Lo scorso 16 ottobre il Senato ha approvato, con 84 voti favorevoli e 58 contrari, la legge che rende la gestazione per altri reato universale. Questa pratica era già vietata nel nostro Paese dalla legge 40/2004 sulla procreazione assistita, tanto che chi voleva usufruirne doveva andare all’estero. Molti sono i Paesi in cui è consentita. Tra cui Stati Uniti, Canada, Russia, Ucraina, Australia, ma anche – in Europa – Regno Unito, Olanda, Portogallo e Grecia. L’Unione europea infatti non condanna la maternità surrogata, salvo nei casi in cui la gestante sia obbligata, cosa che in effetti capita in alcune realtà dove la povertà apre la strada allo sfruttamento e al traffico degli esseri umani. Che cosa cambia con l’introduzione del reato universale? Succede che le coppie di italiani, etero o omosessuali, che intendono ricorrere a una GPA in un Paese straniero sono penalmente punibili una volta rientrate a casa. Il reato universale infatti fa sì che un crimine venga perseguito da uno Stato, anche se commesso al di fuori dei suoi confini.

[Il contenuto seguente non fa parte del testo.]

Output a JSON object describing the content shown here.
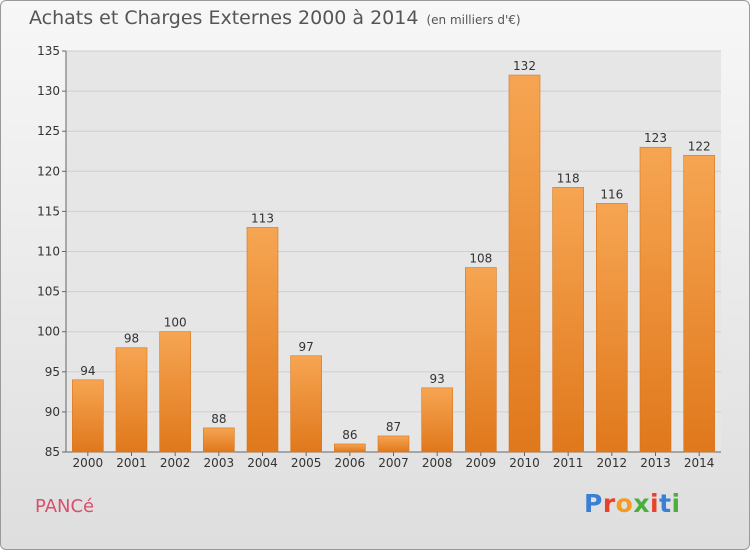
{
  "header": {
    "title": "Achats et Charges Externes 2000 à 2014",
    "subtitle": "(en milliers d'€)"
  },
  "footer": {
    "commune": "PANCé",
    "brand": "Proxiti",
    "brand_colors": [
      "#3a7fd5",
      "#e8412c",
      "#f39c1f",
      "#4cae3b",
      "#e8412c",
      "#3a7fd5",
      "#4cae3b"
    ]
  },
  "chart_data": {
    "type": "bar",
    "title": "Achats et Charges Externes 2000 à 2014",
    "subtitle": "(en milliers d'€)",
    "categories": [
      "2000",
      "2001",
      "2002",
      "2003",
      "2004",
      "2005",
      "2006",
      "2007",
      "2008",
      "2009",
      "2010",
      "2011",
      "2012",
      "2013",
      "2014"
    ],
    "values": [
      94,
      98,
      100,
      88,
      113,
      97,
      86,
      87,
      93,
      108,
      132,
      118,
      116,
      123,
      122
    ],
    "ylim": [
      85,
      135
    ],
    "yticks": [
      85,
      90,
      95,
      100,
      105,
      110,
      115,
      120,
      125,
      130,
      135
    ],
    "grid": true,
    "data_labels": true,
    "colors": {
      "bar_top": "#f6a552",
      "bar_bottom": "#e0781c",
      "bar_edge": "#d8741c"
    }
  }
}
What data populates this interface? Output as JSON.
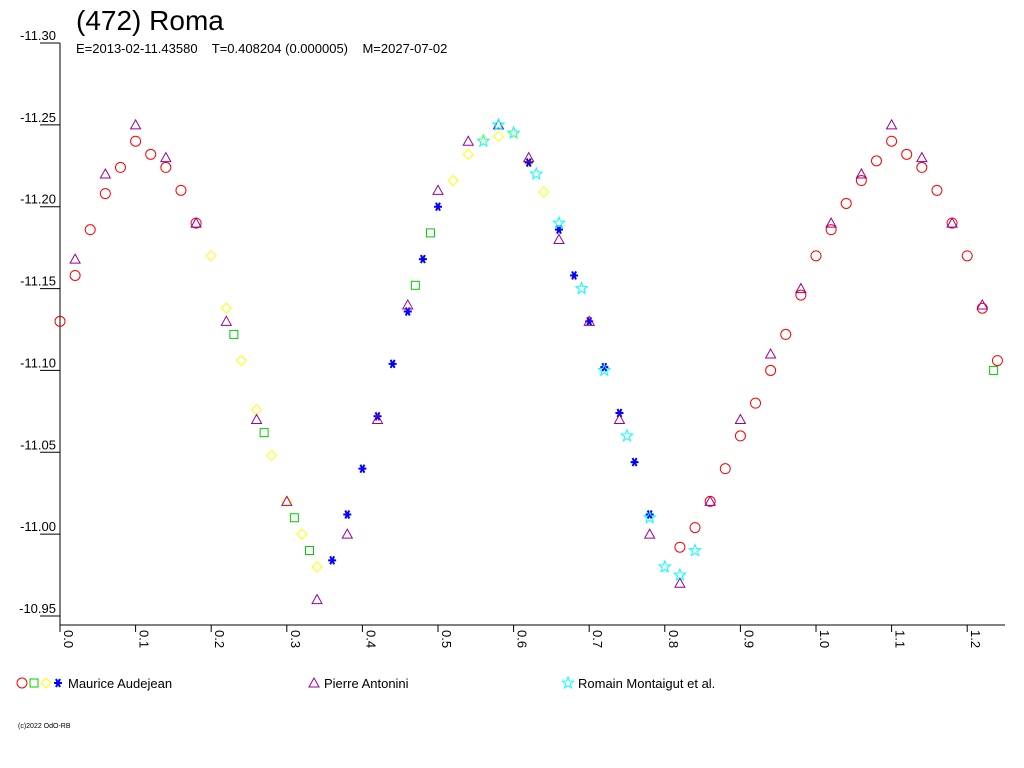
{
  "chart_data": {
    "type": "scatter",
    "title": "(472) Roma",
    "subtitle": "E=2013-02-11.43580    T=0.408204 (0.000005)    M=2027-07-02",
    "copyright": "(c)2022 OdO-RB",
    "xlim": [
      0,
      1.25
    ],
    "xticks": [
      {
        "value": 0,
        "label": "0.0"
      },
      0.1,
      0.2,
      0.3,
      0.4,
      0.5,
      0.6,
      0.7,
      0.8,
      0.9,
      {
        "value": 1,
        "label": "1.0"
      },
      1.1,
      1.2
    ],
    "ylim": [
      -11.3,
      -10.95
    ],
    "y_reversed": true,
    "yticks": [
      {
        "value": -11.3,
        "label": "-11.30"
      },
      -11.25,
      {
        "value": -11.2,
        "label": "-11.20"
      },
      -11.15,
      {
        "value": -11.1,
        "label": "-11.10"
      },
      -11.05,
      {
        "value": -11,
        "label": "-11.00"
      },
      -10.95
    ],
    "series": [
      {
        "name": "Maurice Audejean",
        "sets": [
          {
            "color": "#ff0000",
            "marker": "circle",
            "x": [
              0,
              0.02,
              0.04,
              0.06,
              0.08,
              0.1,
              0.12,
              0.14,
              0.16,
              0.18,
              0.82,
              0.84,
              0.86,
              0.88,
              0.9,
              0.92,
              0.94,
              0.96,
              0.98,
              1,
              1.02,
              1.04,
              1.06,
              1.08,
              1.1,
              1.12,
              1.14,
              1.16,
              1.18,
              1.2,
              1.22,
              1.24
            ],
            "values": [
              -11.13,
              -11.158,
              -11.186,
              -11.208,
              -11.224,
              -11.24,
              -11.232,
              -11.224,
              -11.21,
              -11.19,
              -10.992,
              -11.004,
              -11.02,
              -11.04,
              -11.06,
              -11.08,
              -11.1,
              -11.122,
              -11.146,
              -11.17,
              -11.186,
              -11.202,
              -11.216,
              -11.228,
              -11.24,
              -11.232,
              -11.224,
              -11.21,
              -11.19,
              -11.17,
              -11.138,
              -11.106
            ]
          },
          {
            "color": "#00cc00",
            "marker": "square",
            "x": [
              0.23,
              0.27,
              0.31,
              0.33,
              0.47,
              0.49,
              1.235
            ],
            "values": [
              -11.122,
              -11.062,
              -11.01,
              -10.99,
              -11.152,
              -11.184,
              -11.1
            ]
          },
          {
            "color": "#ffff00",
            "marker": "diamond",
            "x": [
              0.2,
              0.22,
              0.24,
              0.26,
              0.28,
              0.3,
              0.32,
              0.34,
              0.52,
              0.54,
              0.56,
              0.58,
              0.6,
              0.62,
              0.64
            ],
            "values": [
              -11.17,
              -11.138,
              -11.106,
              -11.076,
              -11.048,
              -11.02,
              -11,
              -10.98,
              -11.216,
              -11.232,
              -11.241,
              -11.243,
              -11.245,
              -11.227,
              -11.209
            ]
          },
          {
            "color": "#0000ff",
            "marker": "asterisk",
            "x": [
              0.36,
              0.38,
              0.4,
              0.42,
              0.44,
              0.46,
              0.48,
              0.5,
              0.62,
              0.66,
              0.68,
              0.7,
              0.72,
              0.74,
              0.76,
              0.78
            ],
            "values": [
              -10.984,
              -11.012,
              -11.04,
              -11.072,
              -11.104,
              -11.136,
              -11.168,
              -11.2,
              -11.227,
              -11.186,
              -11.158,
              -11.13,
              -11.102,
              -11.074,
              -11.044,
              -11.012
            ]
          }
        ]
      },
      {
        "name": "Pierre Antonini",
        "sets": [
          {
            "color": "#990099",
            "marker": "triangle",
            "x": [
              0.02,
              0.06,
              0.1,
              0.14,
              0.18,
              0.22,
              0.26,
              0.3,
              0.34,
              0.38,
              0.42,
              0.46,
              0.5,
              0.54,
              0.58,
              0.62,
              0.66,
              0.7,
              0.74,
              0.78,
              0.82,
              0.86,
              0.9,
              0.94,
              0.98,
              1.02,
              1.06,
              1.1,
              1.14,
              1.18,
              1.22
            ],
            "values": [
              -11.168,
              -11.22,
              -11.25,
              -11.23,
              -11.19,
              -11.13,
              -11.07,
              -11.02,
              -10.96,
              -11,
              -11.07,
              -11.14,
              -11.21,
              -11.24,
              -11.25,
              -11.23,
              -11.18,
              -11.13,
              -11.07,
              -11,
              -10.97,
              -11.02,
              -11.07,
              -11.11,
              -11.15,
              -11.19,
              -11.22,
              -11.25,
              -11.23,
              -11.19,
              -11.14
            ]
          }
        ]
      },
      {
        "name": "Romain Montaigut et al.",
        "sets": [
          {
            "color": "#00ffff",
            "marker": "star",
            "x": [
              0.56,
              0.58,
              0.6,
              0.63,
              0.66,
              0.69,
              0.72,
              0.75,
              0.78,
              0.8,
              0.82,
              0.84
            ],
            "values": [
              -11.24,
              -11.25,
              -11.245,
              -11.22,
              -11.19,
              -11.15,
              -11.1,
              -11.06,
              -11.01,
              -10.98,
              -10.975,
              -10.99
            ]
          }
        ]
      }
    ]
  }
}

GPA giusta o sbagliata? Non è facile dare risposte assolute

È giusto? È sbagliato? Abbiamo sentito tante opinioni contrastanti negli ultimi giorni su questo tema. Personalmente ritengo che ogni volta che si legifera sulla vita, non solo quando si parla della fecondazione assistita o dell’interruzione di gravidanza, ma anche dell’annoso dibattito sul diritto all’eutanasia, si entra in un territorio complesso e accidentato, in cui non è facile dare risposte inconfutabili e assolute. Spesso a cuor leggero. Su tutte le questioni in cui la biologia sconfina nell’etica e il progresso scientifico si confronta con i limiti dell’umano e del lecito, bisognerebbe fare lo sforzo di non alzare le barricate e mantenere un atteggiamento il più possibile neutro, affinché ciascuno si senta libero di agire e pensare secondo coscienza.

Maternità surrogata: i miei pensieri contrastanti

Cosa che dovrebbe fare in primis uno Stato laico e democratico, assolvendo il suo compito prioritario, ovvero garantire a tutti i cittadini la libertà di scelta, fuori dalle logiche ideologiche o di partito. Il fatto che non condivida la presa di posizione del nostro governo sulla GPA, non significa che sia totalmente favorevole alla gestazione per altri, nei confronti della quale nutro da sempre pensieri contrastanti. A mettermi in crisi è il cortocircuito che viene a crearsi tra il diritto alla genitorialità, oggi agevolato dai progressi della medicina e della scienza, e il diritto all’inviolabilità del corpo delle donne.

La gestazione per altri secondo il movimento femminista

Su questo punto si è spaccata anche buona parte del movimento femminista. Da una parte ci sono coloro per le quali lo storico slogan “l’utero è mio e lo gestisco io” è applicabile anche ai casi di maternità surrogata, sottintendendo che sia la donna a decidere autonomamente se portare o meno avanti la gravidanza per altri.

Dall’altra, ci sono quante ritengono che vi sia, in ogni caso, sfruttamento del corpo femminile. Tanto più grave, ovviamente, quando la scelta è dettata da necessità. Il dichiarato altruismo, infatti, sarebbe solo di facciata, una foglia di fico che nasconde un business procreativo, che toglie alle donne dignità trattandole come mere “fabbriche di bambini” e alimentando un meccanismo che agevola i ricchi a danno delle persone in difficoltà. Andando ad analizzare le legislazioni dei Paesi in cui si pratica la GPA, vediamo in realtà che solo in alcuni di essi è consentita sia in forma retribuita che “solidale”, nella maggior parte dei casi è autorizzata unicamente a titolo gratuito.

Maternità surrogata: quali sono le motivazioni?

Ma cosa spinge una donna a “fare un bambino” per altri, per pura generosità? Non è come donare un seme o un ovulo, significa portare in grembo per 9 mesi un feto che poi diventa neonato, condividere con lui non solo il nutrimento, ma anche le emozioni, le paure, le ansie, che sempre accompagnano il periodo che conduce al parto, mettere a disposizione il proprio corpo, accettare che cambi, tenere in conto possibili rischi e infine recidere il cordone e separarsi. Una cosa che mi sembra difficilissima, quasi contro natura. Lo dico senza ombra di giudizio o di condanna, ma solo perché ho provato cosa significa vivere in simbiosi con un altro essere di cui si è genesi e casa. Lo dico perché m’interessa capire. A questo sono utili le discussioni. Non chiudersi nelle proprie posizioni ma aprirsi al dibattito. Un tempo la politica serviva anche a questo.